Ｔ１＋３０℃未満の温度範囲における合計の圧下率が３０％以下である、請求項７に記載の局部変形能に優れた高強度冷延鋼板の製造方法。
前記待ち時間ｔ秒が、さらに、下記式（２ａ）を満たす、請求項７に記載の局部変形能に優れた高強度冷延鋼板の製造方法。
　ｔ＜ｔ１　・・・　（２ａ）
前記待ち時間ｔ秒が、さらに、下記式（２ｂ）を満たす、請求項７に記載の局部変形能に優れた高強度冷延鋼板の製造方法。
　ｔ１≦ｔ≦ｔ１×２．５　・・・　（２ｂ）
前記一次冷却を、圧延スタンド間で開始する、請求項７に記載の局部変形能に優れた高強度冷延鋼板の製造方法。

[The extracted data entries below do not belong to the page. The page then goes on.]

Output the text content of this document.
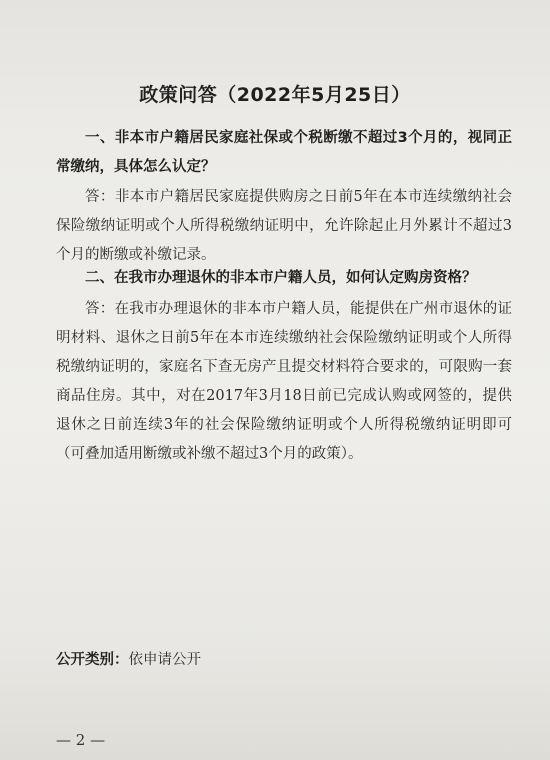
政策问答（2022年5月25日）

一、非本市户籍居民家庭社保或个税断缴不超过3个月的，视同正常缴纳，具体怎么认定？

答：非本市户籍居民家庭提供购房之日前5年在本市连续缴纳社会保险缴纳证明或个人所得税缴纳证明中，允许除起止月外累计不超过3个月的断缴或补缴记录。

二、在我市办理退休的非本市户籍人员，如何认定购房资格？

答：在我市办理退休的非本市户籍人员，能提供在广州市退休的证明材料、退休之日前5年在本市连续缴纳社会保险缴纳证明或个人所得税缴纳证明的，家庭名下查无房产且提交材料符合要求的，可限购一套商品住房。其中，对在2017年3月18日前已完成认购或网签的，提供退休之日前连续3年的社会保险缴纳证明或个人所得税缴纳证明即可（可叠加适用断缴或补缴不超过3个月的政策）。

公开类别：依申请公开
— 2 —
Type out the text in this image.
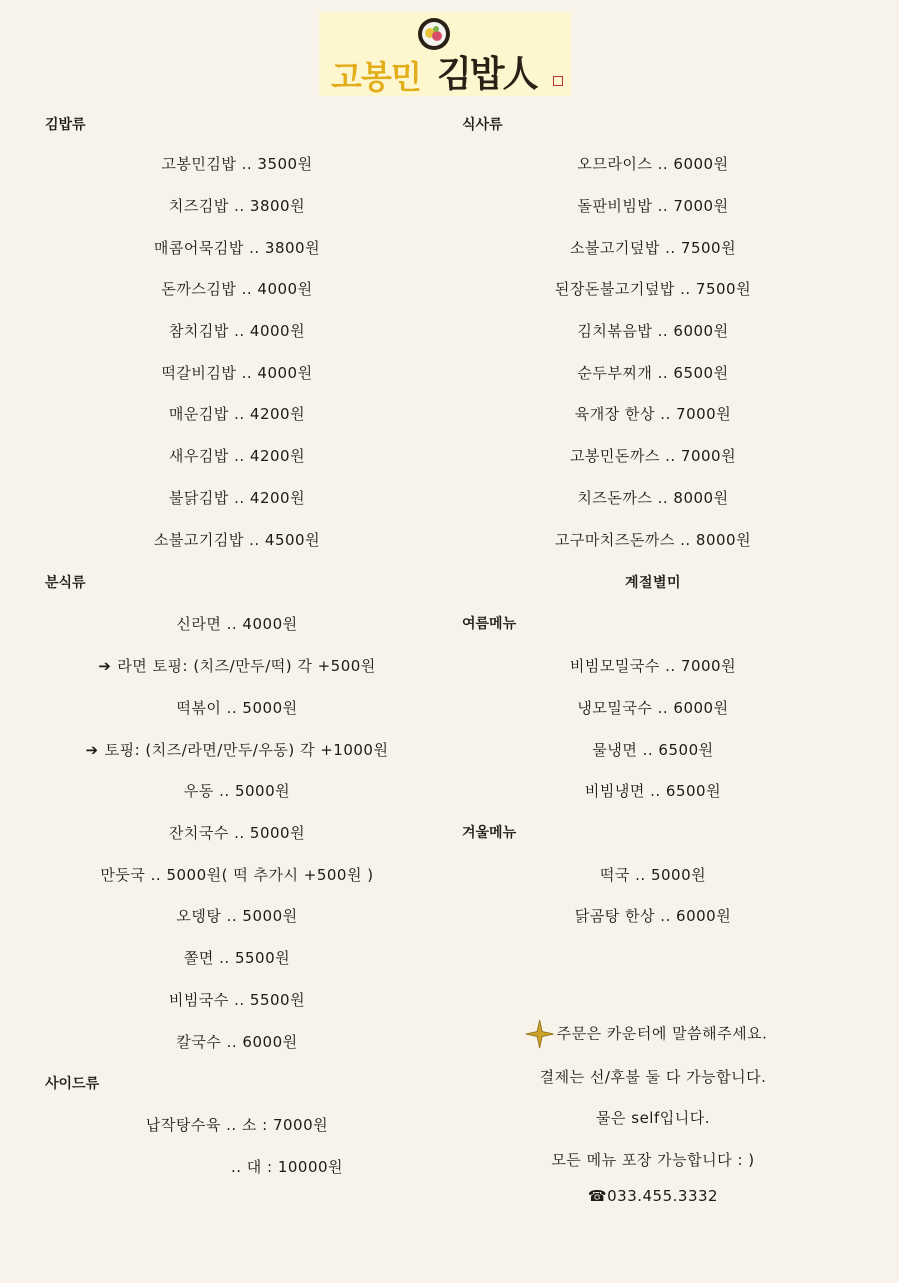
고봉민 김밥人
김밥류
고봉민김밥 .. 3500원
치즈김밥 .. 3800원
매콤어묵김밥 .. 3800원
돈까스김밥 .. 4000원
참치김밥 .. 4000원
떡갈비김밥 .. 4000원
매운김밥 .. 4200원
새우김밥 .. 4200원
불닭김밥 .. 4200원
소불고기김밥 .. 4500원
분식류
신라면 .. 4000원
➔ 라면 토핑: (치즈/만두/떡) 각 +500원
떡볶이 .. 5000원
➔ 토핑: (치즈/라면/만두/우동) 각 +1000원
우동 .. 5000원
잔치국수 .. 5000원
만둣국 .. 5000원( 떡 추가시 +500원 )
오뎅탕 .. 5000원
쫄면 .. 5500원
비빔국수 .. 5500원
칼국수 .. 6000원
사이드류
납작탕수육 .. 소 : 7000원
.. 대 : 10000원
식사류
오므라이스 .. 6000원
돌판비빔밥 .. 7000원
소불고기덮밥 .. 7500원
된장돈불고기덮밥 .. 7500원
김치볶음밥 .. 6000원
순두부찌개 .. 6500원
육개장 한상 .. 7000원
고봉민돈까스 .. 7000원
치즈돈까스 .. 8000원
고구마치즈돈까스 .. 8000원
계절별미
여름메뉴
비빔모밀국수 .. 7000원
냉모밀국수 .. 6000원
물냉면 .. 6500원
비빔냉면 .. 6500원
겨울메뉴
떡국 .. 5000원
닭곰탕 한상 .. 6000원
주문은 카운터에 말씀해주세요.
결제는 선/후불 둘 다 가능합니다.
물은 self입니다.
모든 메뉴 포장 가능합니다 : )
☎033.455.3332
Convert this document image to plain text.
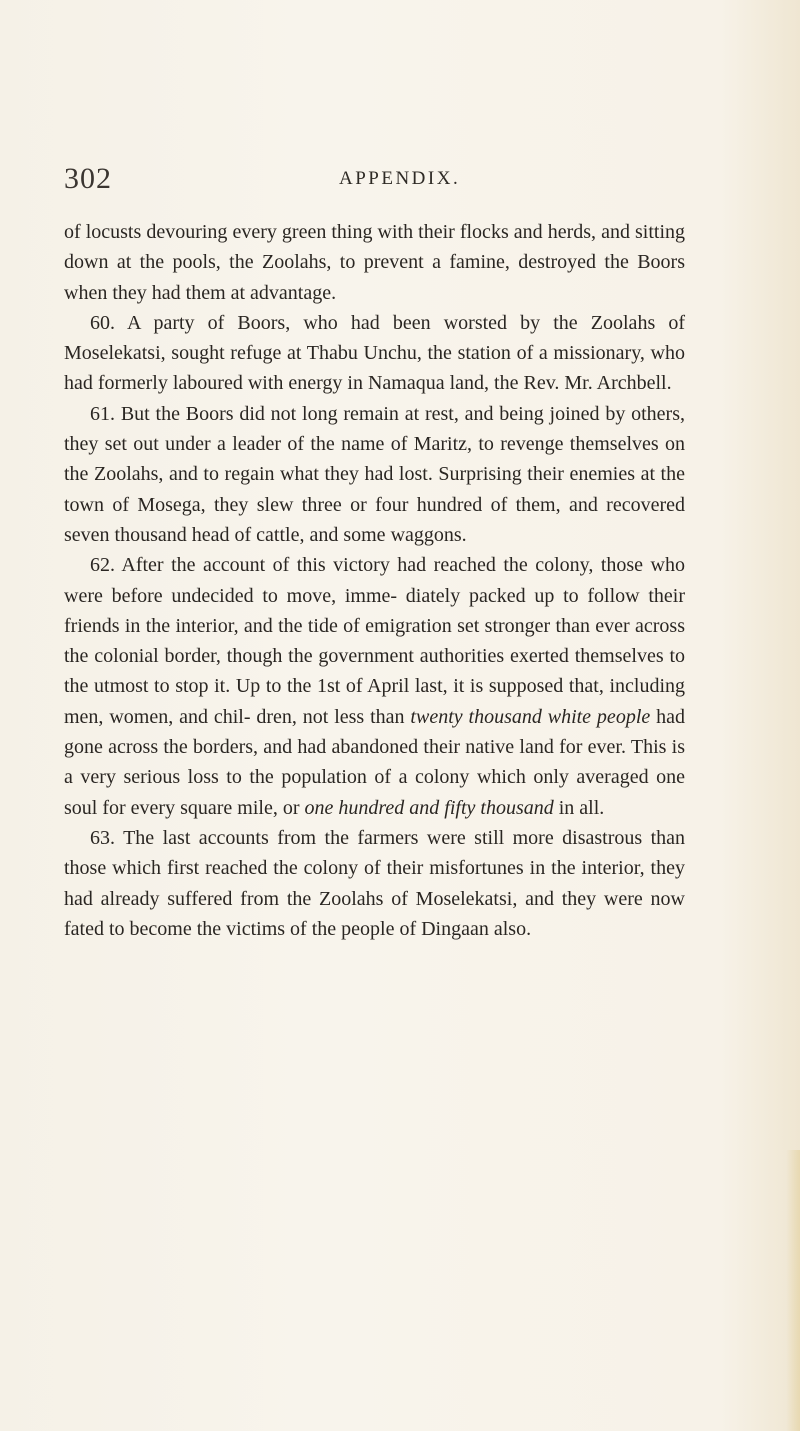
302	APPENDIX.

of locusts devouring every green thing with their flocks and herds, and sitting down at the pools, the Zoolahs, to prevent a famine, destroyed the Boors when they had them at advantage.

60. A party of Boors, who had been worsted by the Zoolahs of Moselekatsi, sought refuge at Thabu Unchu, the station of a missionary, who had formerly laboured with energy in Namaqua land, the Rev. Mr. Archbell.

61. But the Boors did not long remain at rest, and being joined by others, they set out under a leader of the name of Maritz, to revenge themselves on the Zoolahs, and to regain what they had lost. Surprising their enemies at the town of Mosega, they slew three or four hundred of them, and recovered seven thousand head of cattle, and some waggons.

62. After the account of this victory had reached the colony, those who were before undecided to move, imme- diately packed up to follow their friends in the interior, and the tide of emigration set stronger than ever across the colonial border, though the government authorities exerted themselves to the utmost to stop it. Up to the 1st of April last, it is supposed that, including men, women, and chil- dren, not less than twenty thousand white people had gone across the borders, and had abandoned their native land for ever. This is a very serious loss to the population of a colony which only averaged one soul for every square mile, or one hundred and fifty thousand in all.

63. The last accounts from the farmers were still more disastrous than those which first reached the colony of their misfortunes in the interior, they had already suffered from the Zoolahs of Moselekatsi, and they were now fated to become the victims of the people of Dingaan also.
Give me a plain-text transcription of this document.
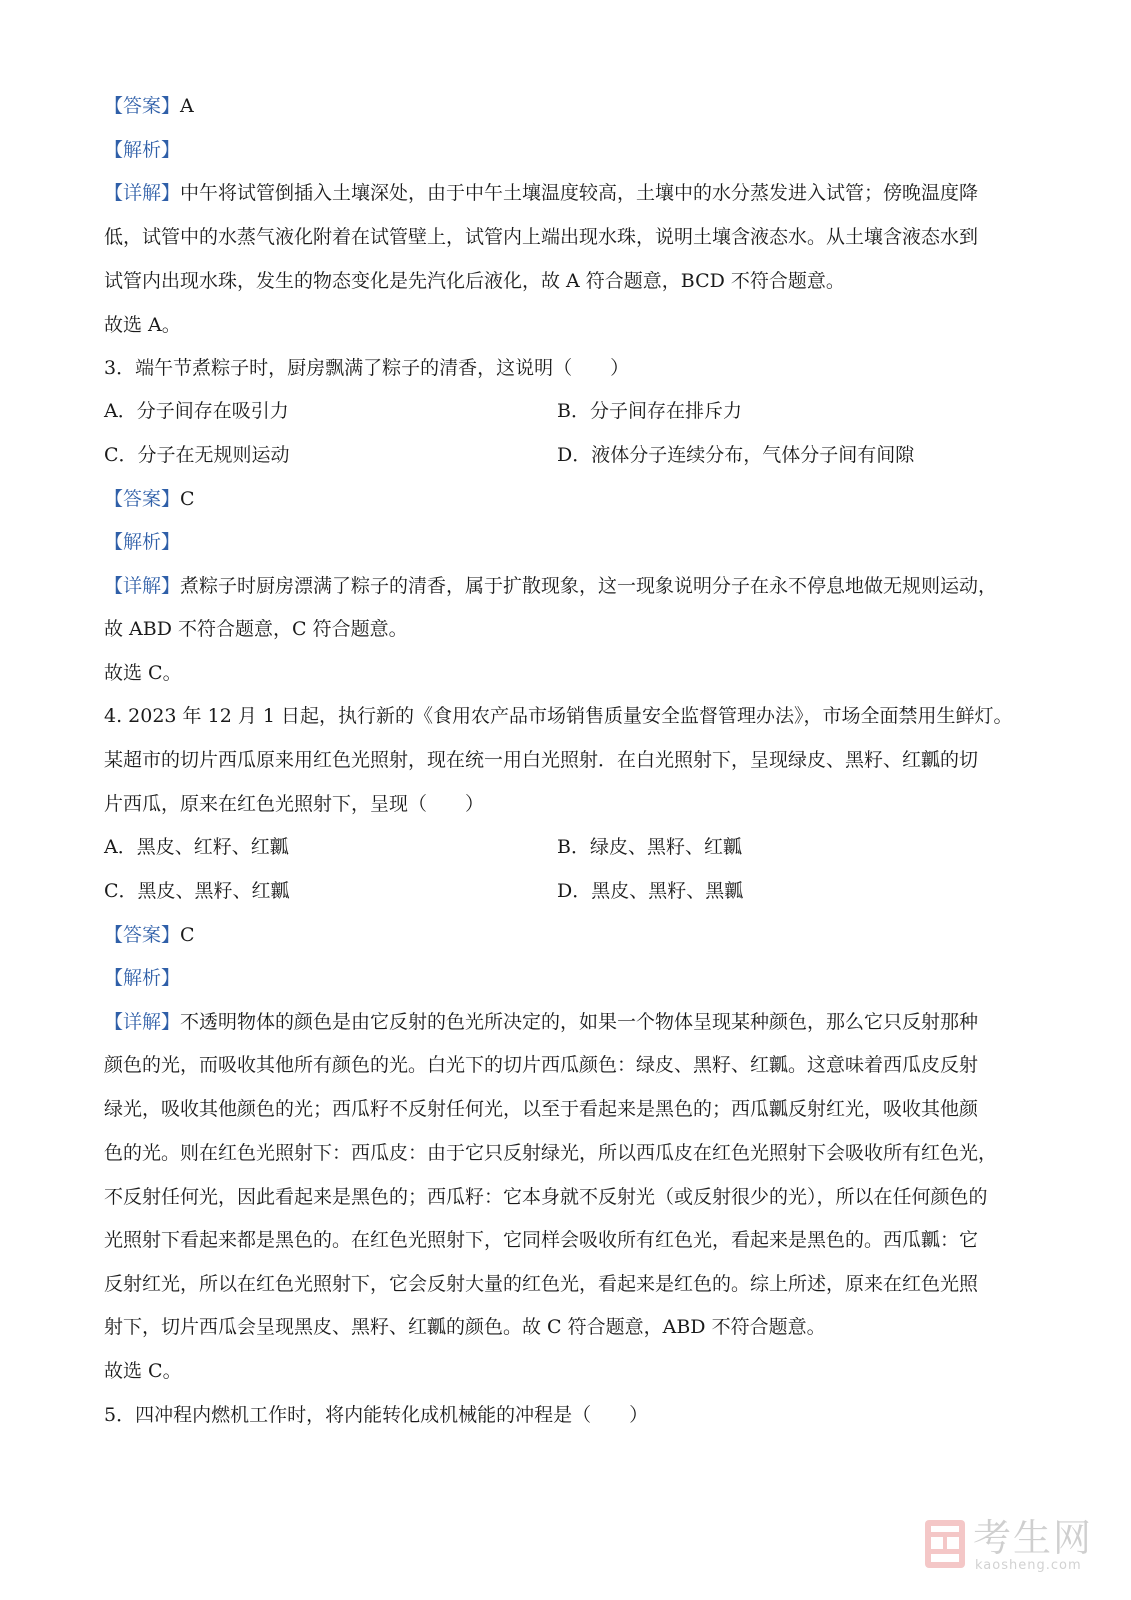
【答案】A
【解析】
【详解】中午将试管倒插入土壤深处，由于中午土壤温度较高，土壤中的水分蒸发进入试管；傍晚温度降
低，试管中的水蒸气液化附着在试管壁上，试管内上端出现水珠，说明土壤含液态水。从土壤含液态水到
试管内出现水珠，发生的物态变化是先汽化后液化，故 A 符合题意，BCD 不符合题意。
故选 A。
3．端午节煮粽子时，厨房飘满了粽子的清香，这说明（　　）
A．分子间存在吸引力	B．分子间存在排斥力
C．分子在无规则运动	D．液体分子连续分布，气体分子间有间隙
【答案】C
【解析】
【详解】煮粽子时厨房漂满了粽子的清香，属于扩散现象，这一现象说明分子在永不停息地做无规则运动，
故 ABD 不符合题意，C 符合题意。
故选 C。
4. 2023 年 12 月 1 日起，执行新的《食用农产品市场销售质量安全监督管理办法》，市场全面禁用生鲜灯。
某超市的切片西瓜原来用红色光照射，现在统一用白光照射．在白光照射下，呈现绿皮、黑籽、红瓤的切
片西瓜，原来在红色光照射下，呈现（　　）
A．黑皮、红籽、红瓤	B．绿皮、黑籽、红瓤
C．黑皮、黑籽、红瓤	D．黑皮、黑籽、黑瓤
【答案】C
【解析】
【详解】不透明物体的颜色是由它反射的色光所决定的，如果一个物体呈现某种颜色，那么它只反射那种
颜色的光，而吸收其他所有颜色的光。白光下的切片西瓜颜色：绿皮、黑籽、红瓤。这意味着西瓜皮反射
绿光，吸收其他颜色的光；西瓜籽不反射任何光，以至于看起来是黑色的；西瓜瓤反射红光，吸收其他颜
色的光。则在红色光照射下：西瓜皮：由于它只反射绿光，所以西瓜皮在红色光照射下会吸收所有红色光，
不反射任何光，因此看起来是黑色的；西瓜籽：它本身就不反射光（或反射很少的光），所以在任何颜色的
光照射下看起来都是黑色的。在红色光照射下，它同样会吸收所有红色光，看起来是黑色的。西瓜瓤：它
反射红光，所以在红色光照射下，它会反射大量的红色光，看起来是红色的。综上所述，原来在红色光照
射下，切片西瓜会呈现黑皮、黑籽、红瓤的颜色。故 C 符合题意，ABD 不符合题意。
故选 C。
5．四冲程内燃机工作时，将内能转化成机械能的冲程是（　　）
考生网
kaosheng.com
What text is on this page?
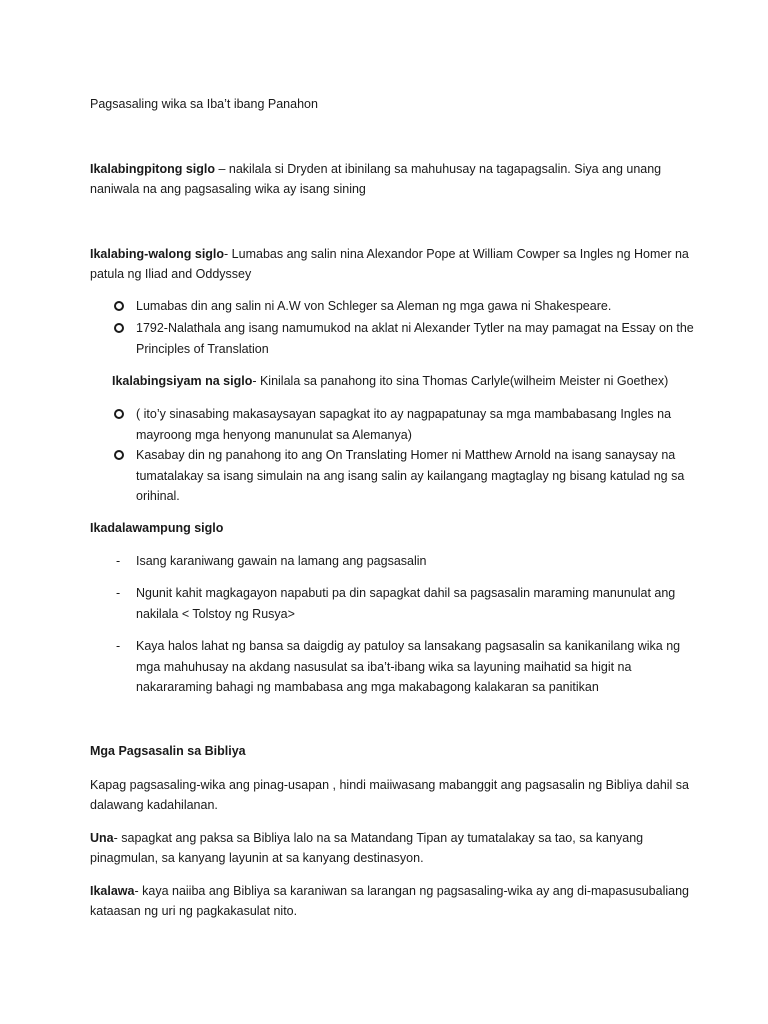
Pagsasaling wika sa Iba’t ibang Panahon

Ikalabingpitong siglo – nakilala si Dryden at ibinilang sa mahuhusay na tagapagsalin. Siya ang unang naniwala na ang pagsasaling wika ay isang sining

Ikalabing-walong siglo- Lumabas ang salin nina Alexandor Pope at William Cowper sa Ingles ng Homer na patula ng Iliad and Oddyssey

Lumabas din ang salin ni A.W von Schleger sa Aleman ng mga gawa ni Shakespeare.

1792-Nalathala ang isang namumukod na aklat ni Alexander Tytler na may pamagat na Essay on the Principles of Translation

Ikalabingsiyam na siglo- Kinilala sa panahong ito sina Thomas Carlyle(wilheim Meister ni Goethex)

( ito’y sinasabing makasaysayan sapagkat ito ay nagpapatunay sa mga mambabasang Ingles na mayroong mga henyong manunulat sa Alemanya)

Kasabay din ng panahong ito ang On Translating Homer ni Matthew Arnold na isang sanaysay na tumatalakay sa isang simulain na ang isang salin ay kailangang magtaglay ng bisang katulad ng sa orihinal.

Ikadalawampung siglo

- Isang karaniwang gawain na lamang ang pagsasalin

- Ngunit kahit magkagayon napabuti pa din sapagkat dahil sa pagsasalin maraming manunulat ang nakilala < Tolstoy ng Rusya>

- Kaya halos lahat ng bansa sa daigdig ay patuloy sa lansakang pagsasalin sa kanikanilang wika ng mga mahuhusay na akdang nasusulat sa iba’t-ibang wika sa layuning maihatid sa higit na nakararaming bahagi ng mambabasa ang mga makabagong kalakaran sa panitikan

Mga Pagsasalin sa Bibliya

Kapag pagsasaling-wika ang pinag-usapan , hindi maiiwasang mabanggit ang pagsasalin ng Bibliya dahil sa dalawang kadahilanan.

Una- sapagkat ang paksa sa Bibliya lalo na sa Matandang Tipan ay tumatalakay sa tao, sa kanyang pinagmulan, sa kanyang layunin at sa kanyang destinasyon.

Ikalawa- kaya naiiba ang Bibliya sa karaniwan sa larangan ng pagsasaling-wika ay ang di-mapasusubaliang kataasan ng uri ng pagkakasulat nito.
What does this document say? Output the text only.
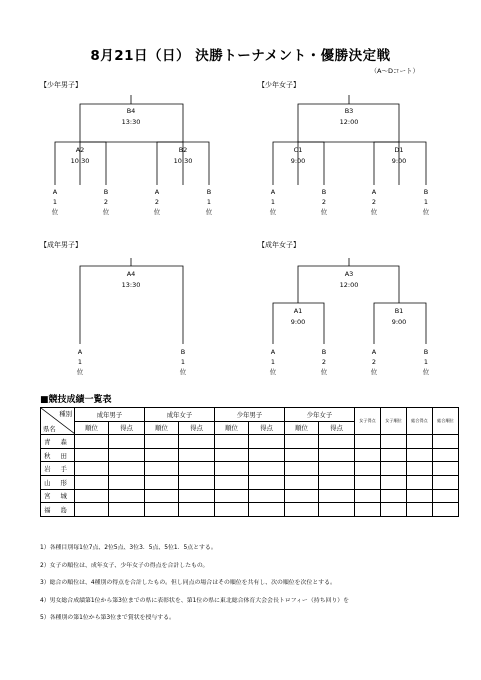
8月21日（日） 決勝トーナメント・優勝決定戦
（A～Dコート）
【少年男子】
B4
13:30
A2
10:30
B2
10:30
A
1
位
B
2
位
A
2
位
B
1
位
【少年女子】
B3
12:00
C1
9:00
D1
9:00
A
1
位
B
2
位
A
2
位
B
1
位
【成年男子】
A4
13:30
A
1
位
B
1
位
【成年女子】
A3
12:00
A1
9:00
B1
9:00
A
1
位
B
2
位
A
2
位
B
1
位
■競技成績一覧表
種別
県名	成年男子		成年女子		少年男子		少年女子		女子得点	女子順位	総合得点	総合順位
	順位	得点	順位	得点	順位	得点	順位	得点				
青 森												
秋 田												
岩 手												
山 形												
宮 城												
福 島												
1）各種目別毎1位7点、2位5点、3位3．5点、5位1．5点とする。
2）女子の順位は、成年女子、少年女子の得点を合計したもの。
3）総合の順位は、4種別の得点を合計したもの。但し同点の場合はその順位を共有し、次の順位を次位とする。
4）男女総合成績第1位から第3位までの県に表彰状を、第1位の県に東北総合体育大会会長トロフィー（持ち回り）を
5）各種別の第1位から第3位まで賞状を授与する。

前記冷間圧延後、Ａｅ３～９５０℃の温度域まで加熱するにあたり、
室温以上、６５０℃以下の平均加熱速度を、下記式（５）で示されるＨＲ１（℃／秒）とし、
６５０℃を超え、Ａｅ３～９５０℃までの平均加熱速度を、下記式（６）で示されるＨＲ２（℃／秒）とする、請求項７に記載の局部変形能に優れた高強度冷延鋼板の製造方法。
ＨＲ１≧０．３　・・・　（５）
ＨＲ２≦０．５×ＨＲ１　・・・　（６）
更に、表面に、溶融亜鉛めっき層、または、合金化溶融亜鉛めっき層を形成する、請求項７に記載の局部変形能に優れた高強度冷延鋼板の製造方法。